Numeric matching: match uses loose comparison, so an integer value like 42 will correctly match a string case key of "42".


Data Modifiers

get_post

Hydrates a WP_Post object from a post ID. Use parentheses to access properties on the result.

{{ (post.meta.featured_post_id | get_post).title }}

resolve

Alias for get_post. Useful when the intent reads more naturally as “resolve this ID”.

{{ (post.meta.related_id | resolve).title }}

get_user

Hydrates a WP_User object from a user ID. Same pipeline limitation as get_post — property access via dot notation on the output is not supported.

{{ post.meta.assigned_to | get_user }}

get_meta

Fetches a single meta value by key from a post ID.

{{ post.id | get_meta key="custom_flag" }}

map

Extracts a specific key from every item in an array. Useful for arrays of associative data.

Note: map excludes WP_Post and WP_User objects for security — use get_meta for post-level data instead.

{{ post.meta.amenities | map key="label" | join ", " }}

Join Modifier

join

Joins an array of values into a string with a separator. Accepts the separator positionally or as the named glue argument.
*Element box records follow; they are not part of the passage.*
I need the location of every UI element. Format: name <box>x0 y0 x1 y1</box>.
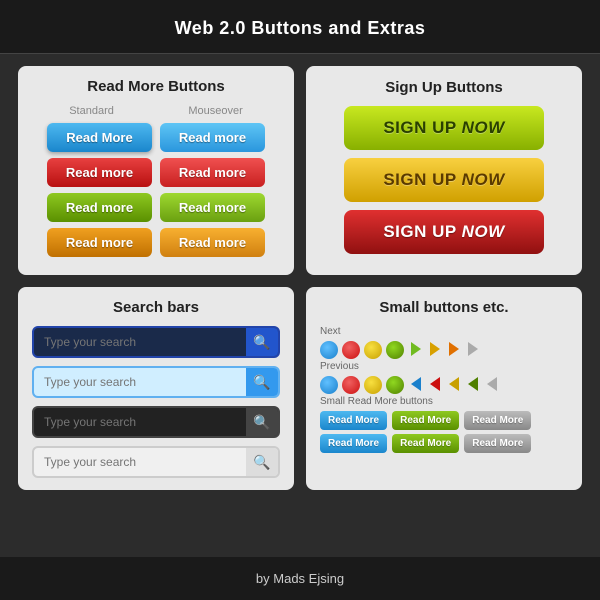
arrow-left-green[interactable] <box>465 376 481 392</box>
btn-row-3: Read more Read more <box>32 193 280 222</box>
arrow-left-blue[interactable] <box>408 376 424 392</box>
next-label: Next <box>320 326 568 337</box>
dot-yellow-prev[interactable] <box>364 376 382 394</box>
read-more-red-std[interactable]: Read more <box>47 158 152 187</box>
header: Web 2.0 Buttons and Extras <box>0 0 600 54</box>
dot-yellow[interactable] <box>364 341 382 359</box>
small-rm-blue-2[interactable]: Read More <box>320 434 387 453</box>
search-bar-light-blue: 🔍 <box>32 366 280 398</box>
arrow-left-gray[interactable] <box>484 376 500 392</box>
arrow-right-orange[interactable] <box>446 341 462 357</box>
search-button-light-gray[interactable]: 🔍 <box>246 448 278 476</box>
search-bars-container: 🔍 🔍 🔍 🔍 <box>32 326 280 478</box>
small-rm-row-1: Read More Read More Read More <box>320 411 568 430</box>
btn-row-2: Read more Read more <box>32 158 280 187</box>
arrow-left-red[interactable] <box>427 376 443 392</box>
arrow-right-gray[interactable] <box>465 341 481 357</box>
btn-row-1: Read More Read more <box>32 123 280 152</box>
signup-red[interactable]: SIGN UP NOW <box>344 210 544 254</box>
arrow-right-green[interactable] <box>408 341 424 357</box>
signup-title: Sign Up Buttons <box>385 79 502 96</box>
search-button-light-blue[interactable]: 🔍 <box>246 368 278 396</box>
small-title: Small buttons etc. <box>320 299 568 316</box>
search-button-dark-gray[interactable]: 🔍 <box>246 408 278 436</box>
read-more-section: Read More Buttons Standard Mouseover Rea… <box>18 66 294 275</box>
dot-red[interactable] <box>342 341 360 359</box>
prev-arrow-row <box>408 376 500 392</box>
search-title: Search bars <box>32 299 280 316</box>
search-bar-dark-gray: 🔍 <box>32 406 280 438</box>
small-rm-green-2[interactable]: Read More <box>392 434 459 453</box>
page-title: Web 2.0 Buttons and Extras <box>0 18 600 39</box>
read-more-title: Read More Buttons <box>32 78 280 95</box>
btn-row-4: Read more Read more <box>32 228 280 257</box>
footer: by Mads Ejsing <box>0 557 600 600</box>
signup-lime[interactable]: SIGN UP NOW <box>344 106 544 150</box>
search-bar-dark-blue: 🔍 <box>32 326 280 358</box>
search-bar-light-gray: 🔍 <box>32 446 280 478</box>
dot-blue[interactable] <box>320 341 338 359</box>
search-section: Search bars 🔍 🔍 🔍 🔍 <box>18 287 294 490</box>
col-labels: Standard Mouseover <box>32 105 280 117</box>
read-more-red-hover[interactable]: Read more <box>160 158 265 187</box>
arrow-right-yellow[interactable] <box>427 341 443 357</box>
next-dots-row <box>320 341 568 359</box>
search-input-dark-blue[interactable] <box>34 328 246 356</box>
next-arrow-row <box>408 341 481 357</box>
standard-label: Standard <box>69 105 114 117</box>
read-more-blue-std[interactable]: Read More <box>47 123 152 152</box>
small-rm-label: Small Read More buttons <box>320 396 568 407</box>
previous-label: Previous <box>320 361 568 372</box>
dot-green[interactable] <box>386 341 404 359</box>
signup-section: Sign Up Buttons SIGN UP NOW SIGN UP NOW … <box>306 66 582 275</box>
prev-dots-row <box>320 376 568 394</box>
search-button-dark-blue[interactable]: 🔍 <box>246 328 278 356</box>
read-more-blue-hover[interactable]: Read more <box>160 123 265 152</box>
small-section: Small buttons etc. Next Previous <box>306 287 582 490</box>
small-rm-blue-1[interactable]: Read More <box>320 411 387 430</box>
read-more-orange-hover[interactable]: Read more <box>160 228 265 257</box>
small-rm-gray-1[interactable]: Read More <box>464 411 531 430</box>
read-more-green-std[interactable]: Read more <box>47 193 152 222</box>
dot-blue-prev[interactable] <box>320 376 338 394</box>
small-rm-row-2: Read More Read More Read More <box>320 434 568 453</box>
mouseover-label: Mouseover <box>188 105 242 117</box>
search-input-light-blue[interactable] <box>34 368 246 396</box>
small-rm-gray-2[interactable]: Read More <box>464 434 531 453</box>
dot-red-prev[interactable] <box>342 376 360 394</box>
footer-credit: by Mads Ejsing <box>0 571 600 586</box>
read-more-orange-std[interactable]: Read more <box>47 228 152 257</box>
read-more-green-hover[interactable]: Read more <box>160 193 265 222</box>
search-input-light-gray[interactable] <box>34 448 246 476</box>
dot-green-prev[interactable] <box>386 376 404 394</box>
small-rm-green-1[interactable]: Read More <box>392 411 459 430</box>
search-input-dark-gray[interactable] <box>34 408 246 436</box>
arrow-left-yellow[interactable] <box>446 376 462 392</box>
signup-yellow[interactable]: SIGN UP NOW <box>344 158 544 202</box>
main-content: Read More Buttons Standard Mouseover Rea… <box>0 54 600 502</box>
{{ post.tags | join ", " }}
→ "WordPress, Gutenberg, Expressions"

Security & Protected Data

The engine proactively blocks access to sensitive data at the resolver level — these restrictions cannot be bypassed by the expression author.

Protected meta keys: Both post.meta property access and the get_meta modifier automatically deny any key that starts with an underscore (WordPress’s convention for private meta, e.g., _edit_lock) as well as explicitly sensitive keys like session_tokens.

User data restrictions: The user context proxy blocks access to database-prefixed role and capability keys (e.g., wp_capabilities, wp_user_level) to prevent leaking site-level permissions through expressions.

HTML output: All expression output is HTML-escaped by default via htmlspecialchars. The raw modifier bypasses this path but still runs through wp_kses_post — tags like <script> and <iframe> are stripped regardless.